Tod im Wiener Krankenhaus

■ Schwestern gestehen 48 Tötungen an Patienten im Krankenhaus Lainz / Aus Wien Helga Lukoschat

Wenige Tage nach dem Bekanntwerden der „Mordserie“ im Wiener Krankenhaus Lainz durch Schwestern wurde gestern der Stationsarzt Prof.Pensendorfer vom Dienst suspendiert. Vor laufenden Kameras beschuldigte der mit der Untersuchung der Mordserie beauftragte Leiter des Sicherheitsbüros, Max Edelbacher, den Stationschef, eine „Mauer des Schweigens“ um die mysteriösen Todesfälle seiner Station zu errichten. Am Dienstag abend stellte sich eine fünfte Schwester der Polizei, die der Mitwisserschaft verdächtigt wird.

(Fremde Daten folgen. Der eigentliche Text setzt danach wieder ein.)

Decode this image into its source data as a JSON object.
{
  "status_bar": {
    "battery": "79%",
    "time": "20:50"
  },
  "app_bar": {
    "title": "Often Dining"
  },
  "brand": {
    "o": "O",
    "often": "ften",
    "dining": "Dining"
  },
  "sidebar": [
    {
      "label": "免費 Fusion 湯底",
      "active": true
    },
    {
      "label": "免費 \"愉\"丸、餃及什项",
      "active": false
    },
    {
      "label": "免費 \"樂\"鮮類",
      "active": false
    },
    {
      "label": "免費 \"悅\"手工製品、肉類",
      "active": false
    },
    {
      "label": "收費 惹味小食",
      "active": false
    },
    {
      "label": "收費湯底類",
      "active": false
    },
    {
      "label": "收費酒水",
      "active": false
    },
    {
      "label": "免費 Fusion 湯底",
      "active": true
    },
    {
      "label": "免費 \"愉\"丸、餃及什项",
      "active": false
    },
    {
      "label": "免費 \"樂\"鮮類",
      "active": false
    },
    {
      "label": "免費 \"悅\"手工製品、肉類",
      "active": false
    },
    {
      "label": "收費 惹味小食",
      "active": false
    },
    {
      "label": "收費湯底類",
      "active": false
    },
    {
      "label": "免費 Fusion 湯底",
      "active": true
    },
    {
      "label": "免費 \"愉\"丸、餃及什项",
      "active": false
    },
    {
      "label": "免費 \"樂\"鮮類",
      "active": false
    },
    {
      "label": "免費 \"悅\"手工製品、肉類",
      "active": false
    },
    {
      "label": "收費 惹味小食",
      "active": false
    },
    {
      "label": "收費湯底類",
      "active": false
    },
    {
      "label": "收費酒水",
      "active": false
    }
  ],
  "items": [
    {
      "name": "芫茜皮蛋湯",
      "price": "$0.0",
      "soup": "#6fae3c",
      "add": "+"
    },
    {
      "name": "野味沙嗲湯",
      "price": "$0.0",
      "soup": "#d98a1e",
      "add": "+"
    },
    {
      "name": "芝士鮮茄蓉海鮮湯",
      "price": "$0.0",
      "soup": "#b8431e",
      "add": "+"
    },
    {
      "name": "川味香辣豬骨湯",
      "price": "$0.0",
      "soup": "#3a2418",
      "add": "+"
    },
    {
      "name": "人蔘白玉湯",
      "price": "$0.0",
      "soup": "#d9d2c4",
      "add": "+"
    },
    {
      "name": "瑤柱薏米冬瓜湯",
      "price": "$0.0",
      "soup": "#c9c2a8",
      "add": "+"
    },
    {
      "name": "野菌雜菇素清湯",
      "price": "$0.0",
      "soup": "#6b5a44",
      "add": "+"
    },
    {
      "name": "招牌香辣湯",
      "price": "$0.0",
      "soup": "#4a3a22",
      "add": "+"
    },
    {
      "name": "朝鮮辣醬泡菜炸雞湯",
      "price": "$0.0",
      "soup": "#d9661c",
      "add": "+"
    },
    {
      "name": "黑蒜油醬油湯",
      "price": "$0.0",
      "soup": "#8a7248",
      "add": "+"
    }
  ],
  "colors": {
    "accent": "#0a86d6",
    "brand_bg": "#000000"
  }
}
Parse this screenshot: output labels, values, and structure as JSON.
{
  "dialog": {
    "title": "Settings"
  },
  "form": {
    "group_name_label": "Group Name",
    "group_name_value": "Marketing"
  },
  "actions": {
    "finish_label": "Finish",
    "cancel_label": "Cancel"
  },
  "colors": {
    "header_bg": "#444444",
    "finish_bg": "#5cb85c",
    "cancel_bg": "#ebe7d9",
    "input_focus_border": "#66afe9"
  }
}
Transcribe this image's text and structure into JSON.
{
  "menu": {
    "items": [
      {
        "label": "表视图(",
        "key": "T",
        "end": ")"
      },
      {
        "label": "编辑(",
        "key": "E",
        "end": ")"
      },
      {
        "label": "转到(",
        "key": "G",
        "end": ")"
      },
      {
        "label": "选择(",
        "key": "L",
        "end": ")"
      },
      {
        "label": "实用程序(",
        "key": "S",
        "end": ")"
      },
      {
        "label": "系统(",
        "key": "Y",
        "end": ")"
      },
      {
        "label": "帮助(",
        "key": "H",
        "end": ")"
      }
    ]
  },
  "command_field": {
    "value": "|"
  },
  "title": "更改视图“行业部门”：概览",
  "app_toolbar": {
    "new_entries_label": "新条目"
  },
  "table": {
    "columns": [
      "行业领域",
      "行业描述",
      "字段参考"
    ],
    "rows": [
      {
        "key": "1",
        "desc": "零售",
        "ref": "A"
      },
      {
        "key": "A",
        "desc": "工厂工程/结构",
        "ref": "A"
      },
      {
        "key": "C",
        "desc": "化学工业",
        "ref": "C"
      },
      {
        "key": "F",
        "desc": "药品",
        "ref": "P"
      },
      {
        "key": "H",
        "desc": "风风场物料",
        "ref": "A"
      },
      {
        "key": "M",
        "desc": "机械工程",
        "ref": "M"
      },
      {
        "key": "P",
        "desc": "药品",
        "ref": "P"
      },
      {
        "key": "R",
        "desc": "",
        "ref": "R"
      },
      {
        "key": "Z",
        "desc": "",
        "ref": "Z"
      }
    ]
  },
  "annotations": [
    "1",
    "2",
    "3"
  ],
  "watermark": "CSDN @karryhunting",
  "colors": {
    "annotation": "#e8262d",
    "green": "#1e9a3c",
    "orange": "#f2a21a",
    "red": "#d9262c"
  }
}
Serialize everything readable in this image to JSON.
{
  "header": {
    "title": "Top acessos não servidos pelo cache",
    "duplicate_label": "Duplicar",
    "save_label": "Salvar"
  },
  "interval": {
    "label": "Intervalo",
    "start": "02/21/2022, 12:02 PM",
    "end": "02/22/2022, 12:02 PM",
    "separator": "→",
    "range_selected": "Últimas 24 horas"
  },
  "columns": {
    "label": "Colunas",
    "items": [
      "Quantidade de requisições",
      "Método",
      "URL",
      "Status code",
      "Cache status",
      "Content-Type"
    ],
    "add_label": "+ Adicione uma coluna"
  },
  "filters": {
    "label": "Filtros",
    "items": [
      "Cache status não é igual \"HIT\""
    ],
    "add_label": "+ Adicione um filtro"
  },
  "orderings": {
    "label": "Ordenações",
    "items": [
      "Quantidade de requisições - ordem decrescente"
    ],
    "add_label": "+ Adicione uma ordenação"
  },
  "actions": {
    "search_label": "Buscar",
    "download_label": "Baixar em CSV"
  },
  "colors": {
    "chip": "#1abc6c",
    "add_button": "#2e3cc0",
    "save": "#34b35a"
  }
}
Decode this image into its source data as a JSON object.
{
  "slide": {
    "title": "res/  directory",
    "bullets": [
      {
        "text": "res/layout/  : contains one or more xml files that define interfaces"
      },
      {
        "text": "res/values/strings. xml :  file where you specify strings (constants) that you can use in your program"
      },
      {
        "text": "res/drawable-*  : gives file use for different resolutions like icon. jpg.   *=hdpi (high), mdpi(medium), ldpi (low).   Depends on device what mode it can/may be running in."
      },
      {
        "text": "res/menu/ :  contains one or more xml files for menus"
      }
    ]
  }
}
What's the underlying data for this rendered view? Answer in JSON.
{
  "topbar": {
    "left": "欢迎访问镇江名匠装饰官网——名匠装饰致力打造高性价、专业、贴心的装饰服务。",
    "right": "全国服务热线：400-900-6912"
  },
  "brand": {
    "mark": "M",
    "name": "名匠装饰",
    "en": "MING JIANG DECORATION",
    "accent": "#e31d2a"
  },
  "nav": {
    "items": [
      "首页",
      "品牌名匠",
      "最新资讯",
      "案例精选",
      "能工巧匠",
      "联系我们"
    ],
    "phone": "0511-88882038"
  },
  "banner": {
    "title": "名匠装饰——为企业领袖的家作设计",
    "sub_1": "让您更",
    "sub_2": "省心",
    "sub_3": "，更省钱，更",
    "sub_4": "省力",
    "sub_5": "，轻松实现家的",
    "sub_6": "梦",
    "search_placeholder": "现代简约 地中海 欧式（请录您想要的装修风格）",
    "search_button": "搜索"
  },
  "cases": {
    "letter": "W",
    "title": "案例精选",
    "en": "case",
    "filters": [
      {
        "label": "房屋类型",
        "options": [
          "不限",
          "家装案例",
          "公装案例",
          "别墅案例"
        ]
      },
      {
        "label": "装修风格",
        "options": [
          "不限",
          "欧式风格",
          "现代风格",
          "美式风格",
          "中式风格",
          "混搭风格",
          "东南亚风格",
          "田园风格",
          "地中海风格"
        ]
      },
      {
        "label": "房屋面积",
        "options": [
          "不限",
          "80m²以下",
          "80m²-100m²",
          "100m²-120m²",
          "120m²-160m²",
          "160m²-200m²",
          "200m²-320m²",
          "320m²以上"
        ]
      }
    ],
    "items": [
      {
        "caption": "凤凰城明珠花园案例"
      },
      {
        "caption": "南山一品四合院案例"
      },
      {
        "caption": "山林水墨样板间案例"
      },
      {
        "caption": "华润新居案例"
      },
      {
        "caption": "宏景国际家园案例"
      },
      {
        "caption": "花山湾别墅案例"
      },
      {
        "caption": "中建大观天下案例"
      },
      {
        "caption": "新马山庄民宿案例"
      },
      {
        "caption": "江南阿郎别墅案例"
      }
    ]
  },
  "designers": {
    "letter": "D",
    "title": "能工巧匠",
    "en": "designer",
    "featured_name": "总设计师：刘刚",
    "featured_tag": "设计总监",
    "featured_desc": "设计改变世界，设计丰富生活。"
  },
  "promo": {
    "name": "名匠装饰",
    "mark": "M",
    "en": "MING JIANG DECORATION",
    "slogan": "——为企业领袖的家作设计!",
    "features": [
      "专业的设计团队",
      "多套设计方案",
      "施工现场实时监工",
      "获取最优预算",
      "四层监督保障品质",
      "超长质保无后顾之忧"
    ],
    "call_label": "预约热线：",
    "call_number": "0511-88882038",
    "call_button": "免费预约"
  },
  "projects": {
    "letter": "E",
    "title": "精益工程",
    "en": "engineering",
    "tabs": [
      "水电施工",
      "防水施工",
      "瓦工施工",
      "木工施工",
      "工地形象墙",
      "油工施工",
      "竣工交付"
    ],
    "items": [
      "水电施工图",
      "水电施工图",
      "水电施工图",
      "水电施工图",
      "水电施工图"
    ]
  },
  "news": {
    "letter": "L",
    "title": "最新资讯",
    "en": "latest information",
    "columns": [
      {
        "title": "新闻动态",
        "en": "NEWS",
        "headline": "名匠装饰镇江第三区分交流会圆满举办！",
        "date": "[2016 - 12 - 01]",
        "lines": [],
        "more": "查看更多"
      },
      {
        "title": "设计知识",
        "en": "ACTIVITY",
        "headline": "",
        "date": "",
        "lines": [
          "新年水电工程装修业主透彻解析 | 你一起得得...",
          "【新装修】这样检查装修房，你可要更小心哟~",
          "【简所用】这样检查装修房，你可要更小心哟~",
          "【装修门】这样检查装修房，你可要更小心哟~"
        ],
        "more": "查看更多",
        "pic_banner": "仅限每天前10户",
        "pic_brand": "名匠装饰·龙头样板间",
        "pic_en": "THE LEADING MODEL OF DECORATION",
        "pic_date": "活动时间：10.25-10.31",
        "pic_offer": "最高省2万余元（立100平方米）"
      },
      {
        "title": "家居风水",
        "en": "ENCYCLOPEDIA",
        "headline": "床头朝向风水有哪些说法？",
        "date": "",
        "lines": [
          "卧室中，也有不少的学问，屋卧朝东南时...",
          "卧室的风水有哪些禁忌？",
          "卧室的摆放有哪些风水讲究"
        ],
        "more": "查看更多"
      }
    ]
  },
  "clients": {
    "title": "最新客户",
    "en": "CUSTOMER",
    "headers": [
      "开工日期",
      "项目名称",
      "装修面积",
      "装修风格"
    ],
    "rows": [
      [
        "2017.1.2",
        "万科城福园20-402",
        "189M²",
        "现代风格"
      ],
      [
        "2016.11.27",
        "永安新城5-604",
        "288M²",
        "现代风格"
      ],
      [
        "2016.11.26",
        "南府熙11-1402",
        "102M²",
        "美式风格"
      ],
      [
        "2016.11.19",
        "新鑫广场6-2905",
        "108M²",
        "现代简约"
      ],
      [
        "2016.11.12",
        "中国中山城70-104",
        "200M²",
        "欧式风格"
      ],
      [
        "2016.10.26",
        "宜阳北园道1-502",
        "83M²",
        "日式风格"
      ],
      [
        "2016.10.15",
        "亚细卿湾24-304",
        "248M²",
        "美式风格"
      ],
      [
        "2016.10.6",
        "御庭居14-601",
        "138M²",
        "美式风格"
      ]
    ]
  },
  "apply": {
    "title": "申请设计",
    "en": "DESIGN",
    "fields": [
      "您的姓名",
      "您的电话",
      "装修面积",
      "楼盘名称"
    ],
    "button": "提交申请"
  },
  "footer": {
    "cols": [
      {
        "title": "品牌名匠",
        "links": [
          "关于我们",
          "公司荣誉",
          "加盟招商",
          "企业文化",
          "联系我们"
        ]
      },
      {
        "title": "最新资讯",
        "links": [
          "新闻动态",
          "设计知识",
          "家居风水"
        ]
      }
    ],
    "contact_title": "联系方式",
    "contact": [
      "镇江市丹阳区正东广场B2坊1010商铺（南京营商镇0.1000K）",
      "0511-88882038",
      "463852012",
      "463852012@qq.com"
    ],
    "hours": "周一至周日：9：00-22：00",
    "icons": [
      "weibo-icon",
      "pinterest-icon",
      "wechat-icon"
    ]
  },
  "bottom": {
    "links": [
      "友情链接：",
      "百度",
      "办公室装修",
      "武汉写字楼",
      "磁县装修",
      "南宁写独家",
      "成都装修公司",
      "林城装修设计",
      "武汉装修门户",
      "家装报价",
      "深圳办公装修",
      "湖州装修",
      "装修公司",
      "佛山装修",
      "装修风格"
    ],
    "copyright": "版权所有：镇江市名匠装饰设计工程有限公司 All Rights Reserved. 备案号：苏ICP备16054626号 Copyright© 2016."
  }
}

Eine „ambitionierte Person“ sei sie gewesen und „beliebt bei den Patienten“. Prof.Franz Pesendorfer, Chef der ersten medizinischen Abteilung im städtischen Krankenhaus Wien -Lainz, schildert seine Untergebene Waltraud Wagner als eine normale Kollegin - aufgefallen sei sie nur durch ihr Engagement. Die 30jährige Stationsgehilfin ist die Hauptverdächtige in den Mordfällen im Lainzer Krankenhaus. Vier Schwestern sind seit dem Wochenende in Untersuchungshaft; sie haben gestanden, 49 Patienten getötet zu haben. Eine fünfte Schwester ist seit Dienstag verhaftet. Bei ihr ermitteln die Behörden auf Mitwisserschaft. Allein Waltraud Wagner hat nach eigener Aussage 22 Menschen auf sehr grausame Weise getötet: sie flößte den Patienten Wasser ein, bis diese erstickten.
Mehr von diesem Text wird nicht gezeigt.